14/09/2012
Simone Farina nel 2011.
«Non gioca perché non vuole». «No, non gioca perché non trova». «E’ uno da ammirare». Infuria il dibattito su Simone Farina nel calcio. Però nessuno segue l'esempio di Farina e nessuno lo vuole tra i piedi. Simone Farina, dopo che ha denunciato le combine nel pallone, per il pallone è diventato una patata bollente, da maneggiare velocemente per non scottarsi.
Dal giorno di quella denuncia, da quando la sua storia è diventata pubblica, Simone Farina non ha più detto una parola, è stato ospite alla consegna del Pallone d'oro e alla finale di Euro 2012, a suo modo è diventato un simbolo, ma scomodo. E, comunque, non ha una squadra in cui giocare. Farina probabilmente non voleva diventare un simbolo, voleva continuare a fare il calciatore, non nel Real Madrid, nel Gubbio o giù di lì, ma in un calcio e in un mondo in cui le partite si vincono e si perdono, senza sapere prima come vanno a finire.
Voleva fare il calciatore in un Paese normale. E infatti Simone Farina ha fatto quello che in un Paese normale sarebbe la normalità di ogni cittadino: denunciare un abuso, dove l’abuso è l’eccezione e la denuncia la norma. Se Simone Farina diventa un simbolo è un brutto segno. Vuol dire che vale la regola non scritta
per cui davanti a un abuso prevalgono nettamente quanti si voltano dall’altra parte.
Vuol dire che, al di là della facciata e dei proclami – a volte pure prematuri come la cacciata di Criscito dagli Europei perché coinvolto in un'indagine che poi l'ha riconosciuto estraneo ai fatti - , la sanzione sociale colpisce, nei fatti, chi tra la legalità e il malaffare sceglie la legalità.

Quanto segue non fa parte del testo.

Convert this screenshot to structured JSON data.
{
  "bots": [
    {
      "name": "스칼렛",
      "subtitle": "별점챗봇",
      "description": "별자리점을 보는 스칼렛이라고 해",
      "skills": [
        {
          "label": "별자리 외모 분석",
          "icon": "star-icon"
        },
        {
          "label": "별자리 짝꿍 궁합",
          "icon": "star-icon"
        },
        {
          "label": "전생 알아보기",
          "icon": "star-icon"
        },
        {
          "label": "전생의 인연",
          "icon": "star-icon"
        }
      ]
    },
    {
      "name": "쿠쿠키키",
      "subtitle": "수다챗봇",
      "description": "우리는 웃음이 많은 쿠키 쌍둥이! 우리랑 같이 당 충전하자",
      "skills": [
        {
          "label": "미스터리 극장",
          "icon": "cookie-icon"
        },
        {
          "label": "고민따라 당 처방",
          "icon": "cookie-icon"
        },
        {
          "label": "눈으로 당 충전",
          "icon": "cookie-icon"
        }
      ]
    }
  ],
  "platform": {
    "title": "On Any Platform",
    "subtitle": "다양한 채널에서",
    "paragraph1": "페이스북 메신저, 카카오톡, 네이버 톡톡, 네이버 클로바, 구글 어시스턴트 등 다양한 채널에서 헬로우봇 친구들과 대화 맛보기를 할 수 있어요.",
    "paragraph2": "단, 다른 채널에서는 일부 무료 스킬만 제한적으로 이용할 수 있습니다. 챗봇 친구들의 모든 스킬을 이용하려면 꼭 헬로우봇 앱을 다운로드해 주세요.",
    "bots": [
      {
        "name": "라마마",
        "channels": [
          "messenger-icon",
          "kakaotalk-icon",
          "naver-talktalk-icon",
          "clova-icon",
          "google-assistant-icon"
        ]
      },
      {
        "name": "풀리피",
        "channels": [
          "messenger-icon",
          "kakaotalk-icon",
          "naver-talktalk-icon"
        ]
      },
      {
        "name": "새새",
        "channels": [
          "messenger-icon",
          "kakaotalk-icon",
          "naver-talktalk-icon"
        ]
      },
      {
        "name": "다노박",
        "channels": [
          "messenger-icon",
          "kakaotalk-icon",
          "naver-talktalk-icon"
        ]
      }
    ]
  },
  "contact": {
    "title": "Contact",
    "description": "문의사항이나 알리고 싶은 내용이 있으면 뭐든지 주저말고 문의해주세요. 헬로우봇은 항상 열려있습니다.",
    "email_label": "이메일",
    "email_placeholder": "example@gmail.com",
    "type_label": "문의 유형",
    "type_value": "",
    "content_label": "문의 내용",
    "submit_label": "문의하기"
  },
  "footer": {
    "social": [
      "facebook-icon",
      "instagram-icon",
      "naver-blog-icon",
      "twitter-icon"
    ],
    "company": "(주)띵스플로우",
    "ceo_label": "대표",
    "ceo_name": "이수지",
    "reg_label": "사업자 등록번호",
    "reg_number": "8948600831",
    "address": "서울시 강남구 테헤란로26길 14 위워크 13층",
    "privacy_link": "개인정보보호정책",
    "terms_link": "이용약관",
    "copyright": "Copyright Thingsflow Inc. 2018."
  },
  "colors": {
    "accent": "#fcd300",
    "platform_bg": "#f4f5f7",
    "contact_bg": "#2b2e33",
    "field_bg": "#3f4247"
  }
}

Vuol dire, anche se a parole dicono tutti il contrario, che al posto di Farina i più avrebbero scelto in silenzio il malaffare. Se le proporzioni fossero rovesciate, Farina non sarebbe un simbolo e giocherebbe senza problemi. Può non piacerci ma è questo lo specchio in cui, come pallone e come Paese, dobbiamo guardarci.